Nah... I read somewhere that most of the performers were from the army, so that was military discipline in little white skirts we were watching.
Interesting you should bring that up, as I've spent half the afternoon in deep phone discussions about the way that the mass-precision spectacle aspects, even the most beautiful of those (the drums, the tai chi, the people in the movable type), could be achieved only in/by the kind of state that China is. Which of course led to a more general discussion of whether you could say that these were two opposing ideas, and, if you could, whether it was possible to hold them in the mind at the same time.
Yes, good point. If Australia, say, had been able to produce that level of discipline in 2000, would we have condemned it as passionless? Or would we have praised the hours of dedication, passion and effort it would have taken to produce? Actually, it's almost unimaginable: our national character does tend rather more to the free-floating, shambolic and casual, it has to be said.
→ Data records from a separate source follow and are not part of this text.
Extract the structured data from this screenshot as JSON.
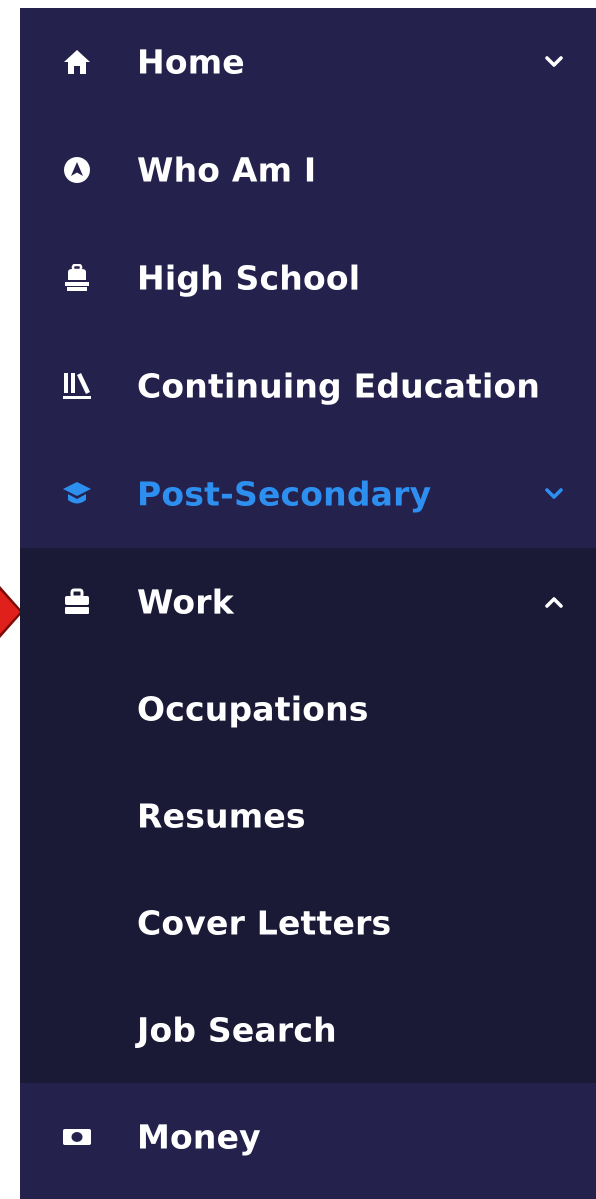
{
  "nav": {
    "items": [
      {
        "label": "Home",
        "icon": "home-icon",
        "chevron": "down"
      },
      {
        "label": "Who Am I",
        "icon": "compass-icon"
      },
      {
        "label": "High School",
        "icon": "backpack-icon"
      },
      {
        "label": "Continuing Education",
        "icon": "library-icon"
      },
      {
        "label": "Post-Secondary",
        "icon": "graduation-cap-icon",
        "chevron": "down",
        "active": true
      },
      {
        "label": "Work",
        "icon": "briefcase-icon",
        "chevron": "up",
        "expanded": true
      },
      {
        "label": "Money",
        "icon": "money-icon"
      }
    ],
    "work_submenu": [
      {
        "label": "Occupations"
      },
      {
        "label": "Resumes"
      },
      {
        "label": "Cover Letters"
      },
      {
        "label": "Job Search"
      }
    ]
  },
  "colors": {
    "sidebar_bg": "#24224d",
    "submenu_bg": "#1a1936",
    "text": "#ffffff",
    "active": "#2d8ff0",
    "marker": "#e0201a"
  }
}
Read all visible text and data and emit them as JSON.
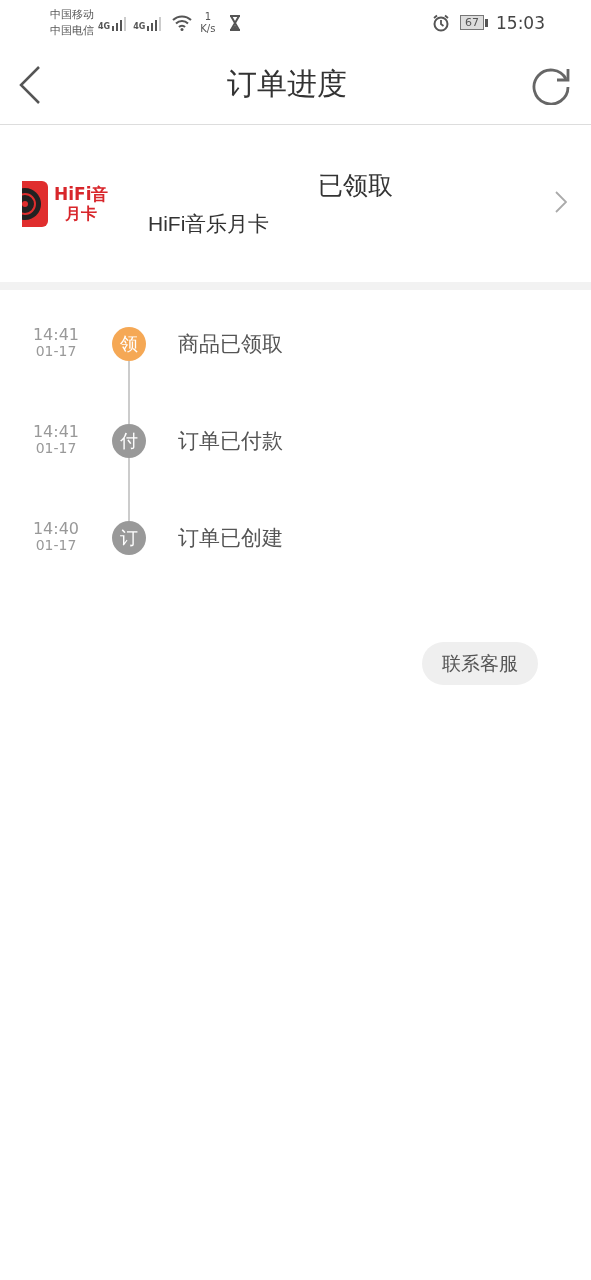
{
  "status_bar": {
    "carriers": [
      "中国移动",
      "中国电信"
    ],
    "network_1": "4G",
    "network_2": "4G",
    "speed_value": "1",
    "speed_unit": "K/s",
    "battery": "67",
    "time": "15:03"
  },
  "header": {
    "title": "订单进度"
  },
  "product": {
    "logo_top": "HiFi音",
    "logo_bottom": "月卡",
    "status": "已领取",
    "name": "HiFi音乐月卡"
  },
  "timeline": [
    {
      "time": "14:41",
      "date": "01-17",
      "badge": "领",
      "label": "商品已领取",
      "color": "#f5a855"
    },
    {
      "time": "14:41",
      "date": "01-17",
      "badge": "付",
      "label": "订单已付款",
      "color": "#999999"
    },
    {
      "time": "14:40",
      "date": "01-17",
      "badge": "订",
      "label": "订单已创建",
      "color": "#999999"
    }
  ],
  "contact_button": "联系客服"
}
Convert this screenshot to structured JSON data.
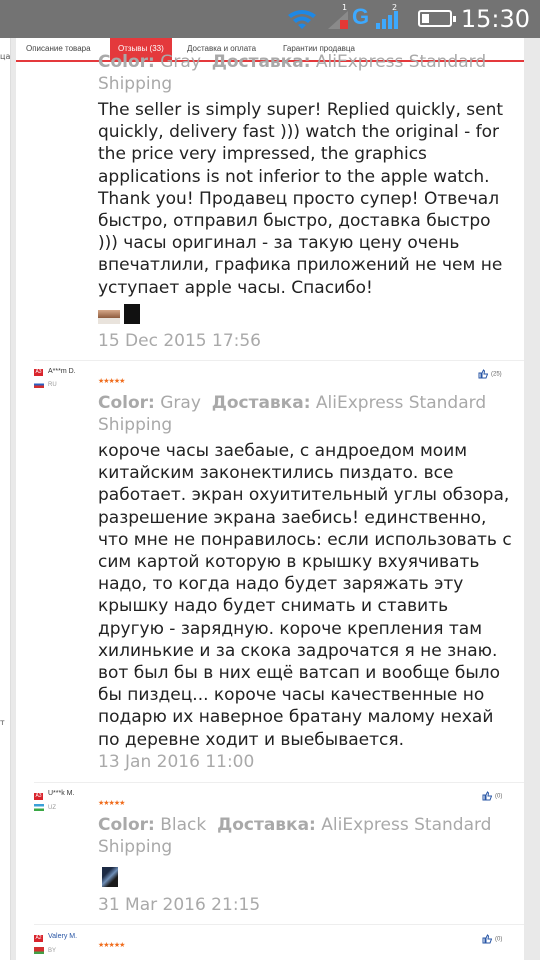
{
  "status_bar": {
    "time": "15:30",
    "sim1": "1",
    "sim2": "2",
    "network": "G"
  },
  "tabs": [
    {
      "label": "Описание товара"
    },
    {
      "label": "Отзывы (33)",
      "active": true
    },
    {
      "label": "Доставка и оплата"
    },
    {
      "label": "Гарантии продавца"
    }
  ],
  "left_fragments": [
    "ца",
    "т"
  ],
  "reviews": [
    {
      "attr_color_label": "Color:",
      "attr_color_value": "Gray",
      "attr_ship_label": "Доставка:",
      "attr_ship_value": "AliExpress Standard Shipping",
      "text": "The seller is simply super! Replied quickly, sent quickly, delivery fast ))) watch the original - for the price very impressed, the graphics applications is not inferior to the apple watch. Thank you! Продавец просто супер! Отвечал быстро, отправил быстро, доставка быстро ))) часы оригинал - за такую цену очень впечатлили, графика приложений не чем не уступает apple часы. Спасибо!",
      "date": "15 Dec 2015 17:56",
      "photos": [
        "photo-1",
        "photo-2"
      ]
    },
    {
      "badge": "A3",
      "user": "A***m D.",
      "country": "RU",
      "stars": "★★★★★",
      "likes": "(25)",
      "attr_color_label": "Color:",
      "attr_color_value": "Gray",
      "attr_ship_label": "Доставка:",
      "attr_ship_value": "AliExpress Standard Shipping",
      "text": "короче часы заебаые, с андроедом моим китайским законектились пиздато. все работает. экран охуитительный углы обзора, разрешение экрана заебись! единственно, что мне не понравилось: если использовать с сим картой которую в крышку вхуячивать надо, то когда надо будет заряжать эту крышку надо будет снимать и ставить другую - зарядную. короче крепления там хилинькие и за скока задрочатся я не знаю. вот был бы в них ещё ватсап и вообще было бы пиздец... короче часы качественные но подарю их наверное братану малому нехай по деревне ходит и выебывается.",
      "date": "13 Jan 2016 11:00"
    },
    {
      "badge": "A3",
      "user": "U***k M.",
      "country": "UZ",
      "stars": "★★★★★",
      "likes": "(0)",
      "attr_color_label": "Color:",
      "attr_color_value": "Black",
      "attr_ship_label": "Доставка:",
      "attr_ship_value": "AliExpress Standard Shipping",
      "date": "31 Mar 2016 21:15",
      "photos": [
        "photo-1"
      ]
    },
    {
      "badge": "A2",
      "user": "Valery M.",
      "country": "BY",
      "stars": "★★★★★",
      "likes": "(0)"
    }
  ],
  "colors": {
    "accent": "#e4393c",
    "star": "#f06d1e",
    "status_bar": "#737373",
    "muted_text": "#a9a9a9"
  }
}
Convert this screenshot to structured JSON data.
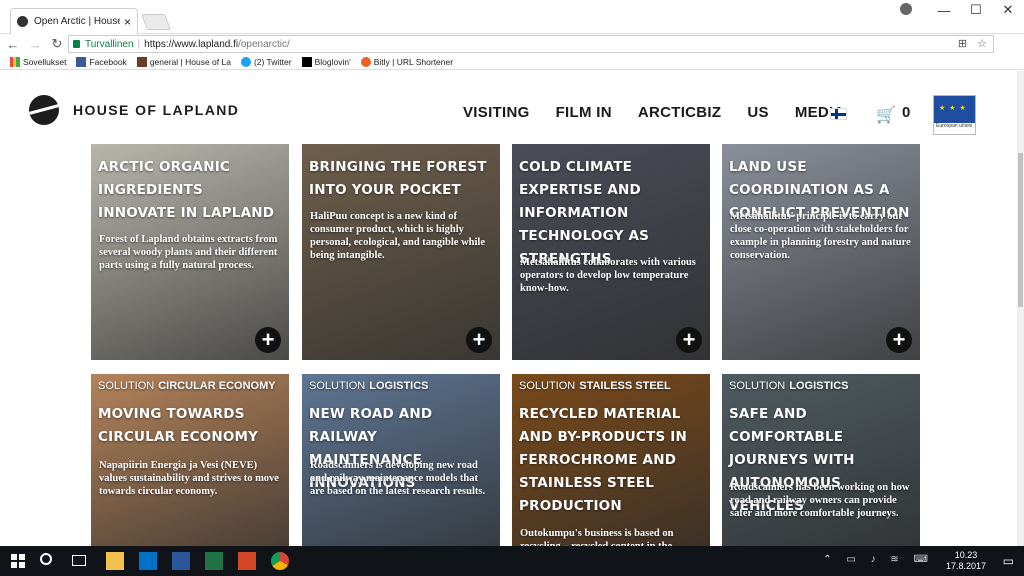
{
  "browser": {
    "tab_title": "Open Arctic | House of L",
    "tab_close": "×",
    "window_controls": [
      "—",
      "☐",
      "✕"
    ],
    "secure_label": "Turvallinen",
    "url_host": "https://www.lapland.fi",
    "url_path": "/openarctic/",
    "bookmarks": [
      "Sovellukset",
      "Facebook",
      "general | House of La",
      "(2) Twitter",
      "Bloglovin'",
      "Bitly | URL Shortener"
    ]
  },
  "site": {
    "logo": "HOUSE OF LAPLAND",
    "nav": [
      "VISITING",
      "FILM IN",
      "ARCTICBIZ",
      "US",
      "MEDIA"
    ],
    "cart_count": "0",
    "eu_caption": "Euroopan unioni"
  },
  "cards": [
    {
      "title": "ARCTIC ORGANIC INGREDIENTS INNOVATE IN LAPLAND",
      "body": "Forest of Lapland obtains extracts from several woody plants and their different parts using a fully natural process.",
      "bg": "#b8b6ac"
    },
    {
      "title": "BRINGING THE FOREST INTO YOUR POCKET",
      "body": "HaliPuu concept is a new kind of consumer product, which is highly personal, ecological, and tangible while being intangible.",
      "bg": "#6e5f4c"
    },
    {
      "title": "COLD CLIMATE EXPERTISE AND INFORMATION TECHNOLOGY AS STRENGTHS",
      "body": "Metsähallitus collaborates with various operators to develop low temperature know-how.",
      "bg": "#4a4d58"
    },
    {
      "title": "LAND USE COORDINATION AS A CONFLICT PREVENTION",
      "body": "Metsähallitus' principle is to carry out close co-operation with stakeholders for example in planning forestry and nature conservation.",
      "bg": "#8a8f9a"
    },
    {
      "solution": "SOLUTION",
      "category": "CIRCULAR ECONOMY",
      "title": "MOVING TOWARDS CIRCULAR ECONOMY",
      "body": "Napapiirin Energia ja Vesi (NEVE) values sustainability and strives to move towards circular economy.",
      "bg": "#b4835a"
    },
    {
      "solution": "SOLUTION",
      "category": "LOGISTICS",
      "title": "NEW ROAD AND RAILWAY MAINTENANCE INNOVATIONS",
      "body": "Roadscanners is developing new road and railway maintenance models that are based on the latest research results.",
      "bg": "#5e7694"
    },
    {
      "solution": "SOLUTION",
      "category": "STAILESS STEEL",
      "title": "RECYCLED MATERIAL AND BY-PRODUCTS IN FERROCHROME AND STAINLESS STEEL PRODUCTION",
      "body": "Outokumpu's business is based on recycling – recycled content in the",
      "bg": "#7a4a1a"
    },
    {
      "solution": "SOLUTION",
      "category": "LOGISTICS",
      "title": "SAFE AND COMFORTABLE JOURNEYS WITH AUTONOMOUS VEHICLES",
      "body": "Roadscanners has been working on how road and railway owners can provide safer and more comfortable journeys.",
      "bg": "#4f5c62"
    }
  ],
  "taskbar": {
    "time": "10.23",
    "date": "17.8.2017"
  }
}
Is there beauty, though, in mass-precision? Or is it something else, more like awe? In the case of Beijing, we probably all expected mass-precision; I wasn't really expecting beauty of that order. And then when I realised the artistic director was Zhang ("Raise the Red Lantern")Yimou, much fell into place. But on that scale, I think beauty is apprehensible only in parts (discrete images, as you suggest), not in the whole.